L’article 9 crée, quant à lui, un réel statut de la personne de confiance. Il la reconnaît comme véritable interlocuteur dont le « témoignage prévaut sur tout autre » et lui donne sa place dans tout dispositif d’hospitalisation, ou lorsque la personne serait hors d’état d’exprimer sa volonté. C’est une avancée considérable. Cet article me semble essentiel tant on voit à quel point ces situations difficiles peuvent déchirer les familles. La désignation d’une seule personne de confiance qui sera l’unique personne référente et d’un éventuel suppléant choisis par la personne malade est une disposition de nature à préserver la liberté et les choix du malade. Je ne peux donc que l’approuver.

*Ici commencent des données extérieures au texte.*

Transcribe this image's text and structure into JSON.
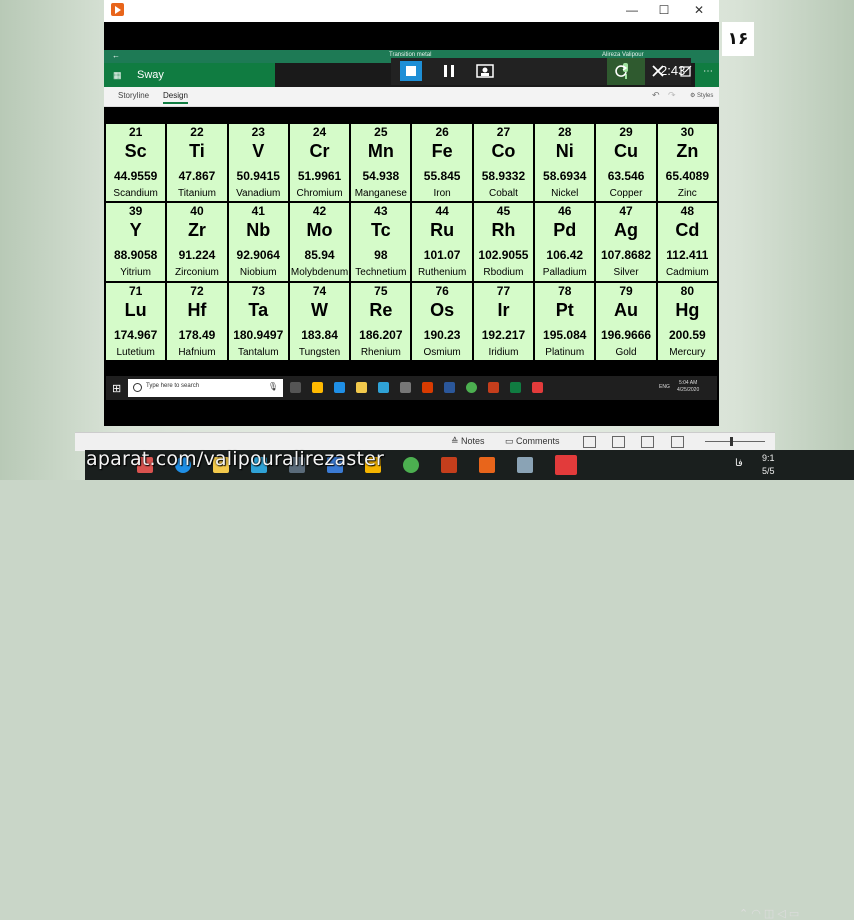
{
  "slide_number": "۱۶",
  "window": {
    "minimize": "—",
    "maximize": "☐",
    "close": "✕"
  },
  "sway": {
    "doc_title": "Transition metal",
    "user": "Alireza Valipour",
    "app_name": "Sway",
    "tabs": [
      "Storyline",
      "Design"
    ],
    "styles_label": "Styles"
  },
  "recorder": {
    "time": "2:43"
  },
  "elements": [
    {
      "number": "21",
      "symbol": "Sc",
      "mass": "44.9559",
      "name": "Scandium"
    },
    {
      "number": "22",
      "symbol": "Ti",
      "mass": "47.867",
      "name": "Titanium"
    },
    {
      "number": "23",
      "symbol": "V",
      "mass": "50.9415",
      "name": "Vanadium"
    },
    {
      "number": "24",
      "symbol": "Cr",
      "mass": "51.9961",
      "name": "Chromium"
    },
    {
      "number": "25",
      "symbol": "Mn",
      "mass": "54.938",
      "name": "Manganese"
    },
    {
      "number": "26",
      "symbol": "Fe",
      "mass": "55.845",
      "name": "Iron"
    },
    {
      "number": "27",
      "symbol": "Co",
      "mass": "58.9332",
      "name": "Cobalt"
    },
    {
      "number": "28",
      "symbol": "Ni",
      "mass": "58.6934",
      "name": "Nickel"
    },
    {
      "number": "29",
      "symbol": "Cu",
      "mass": "63.546",
      "name": "Copper"
    },
    {
      "number": "30",
      "symbol": "Zn",
      "mass": "65.4089",
      "name": "Zinc"
    },
    {
      "number": "39",
      "symbol": "Y",
      "mass": "88.9058",
      "name": "Yitrium"
    },
    {
      "number": "40",
      "symbol": "Zr",
      "mass": "91.224",
      "name": "Zirconium"
    },
    {
      "number": "41",
      "symbol": "Nb",
      "mass": "92.9064",
      "name": "Niobium"
    },
    {
      "number": "42",
      "symbol": "Mo",
      "mass": "85.94",
      "name": "Molybdenum"
    },
    {
      "number": "43",
      "symbol": "Tc",
      "mass": "98",
      "name": "Technetium"
    },
    {
      "number": "44",
      "symbol": "Ru",
      "mass": "101.07",
      "name": "Ruthenium"
    },
    {
      "number": "45",
      "symbol": "Rh",
      "mass": "102.9055",
      "name": "Rbodium"
    },
    {
      "number": "46",
      "symbol": "Pd",
      "mass": "106.42",
      "name": "Palladium"
    },
    {
      "number": "47",
      "symbol": "Ag",
      "mass": "107.8682",
      "name": "Silver"
    },
    {
      "number": "48",
      "symbol": "Cd",
      "mass": "112.411",
      "name": "Cadmium"
    },
    {
      "number": "71",
      "symbol": "Lu",
      "mass": "174.967",
      "name": "Lutetium"
    },
    {
      "number": "72",
      "symbol": "Hf",
      "mass": "178.49",
      "name": "Hafnium"
    },
    {
      "number": "73",
      "symbol": "Ta",
      "mass": "180.9497",
      "name": "Tantalum"
    },
    {
      "number": "74",
      "symbol": "W",
      "mass": "183.84",
      "name": "Tungsten"
    },
    {
      "number": "75",
      "symbol": "Re",
      "mass": "186.207",
      "name": "Rhenium"
    },
    {
      "number": "76",
      "symbol": "Os",
      "mass": "190.23",
      "name": "Osmium"
    },
    {
      "number": "77",
      "symbol": "Ir",
      "mass": "192.217",
      "name": "Iridium"
    },
    {
      "number": "78",
      "symbol": "Pt",
      "mass": "195.084",
      "name": "Platinum"
    },
    {
      "number": "79",
      "symbol": "Au",
      "mass": "196.9666",
      "name": "Gold"
    },
    {
      "number": "80",
      "symbol": "Hg",
      "mass": "200.59",
      "name": "Mercury"
    }
  ],
  "inner_taskbar": {
    "search_placeholder": "Type here to search",
    "lang": "ENG",
    "time": "5:04 AM",
    "date": "4/25/2020"
  },
  "ppt_status": {
    "notes": "Notes",
    "comments": "Comments"
  },
  "host_taskbar": {
    "watermark": "aparat.com/valipouralirezaster",
    "lang": "فا",
    "time": "9:1",
    "date": "5/5"
  },
  "colors": {
    "cell_bg": "#d5fbc9",
    "sway_green": "#107c41",
    "stop_blue": "#1e8fd6"
  }
}
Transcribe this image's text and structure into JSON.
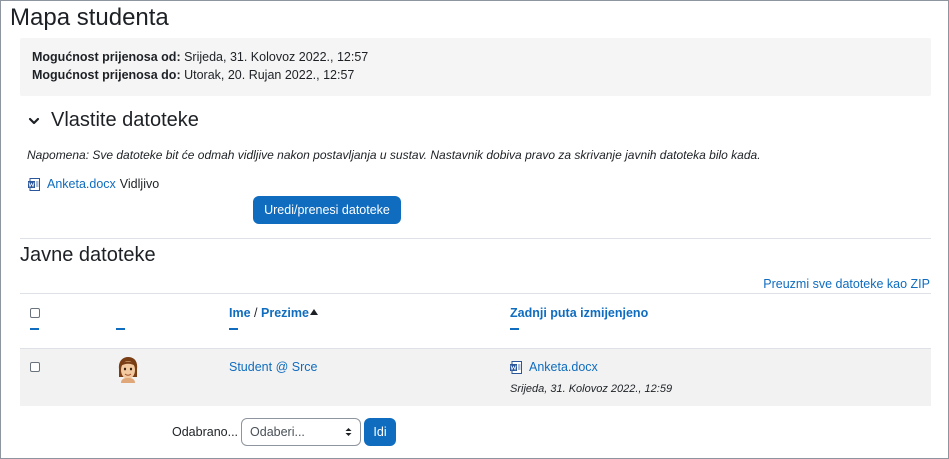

Enfin, je souhaite insister sur un dernier point, dont nous aurons à débattre cet après-midi : la question de l’hydratation artificielle qui avait déjà fait débat en première lecture et sur laquelle nous avons trouvé un point d’accord. Cette hydratation doit-elle être considérée comme un traitement qui peut donc être interrompu au même titre que l’alimentation artificielle ou comme un soin ? La commission des affaires sociales a estimé que, au regard de la souffrance que peut entraîner la déshydratation, celle-ci constitue un soin qui peut être – j’insiste sur cette nuance – maintenu jusqu’au décès. Cette rédaction me semble adaptée.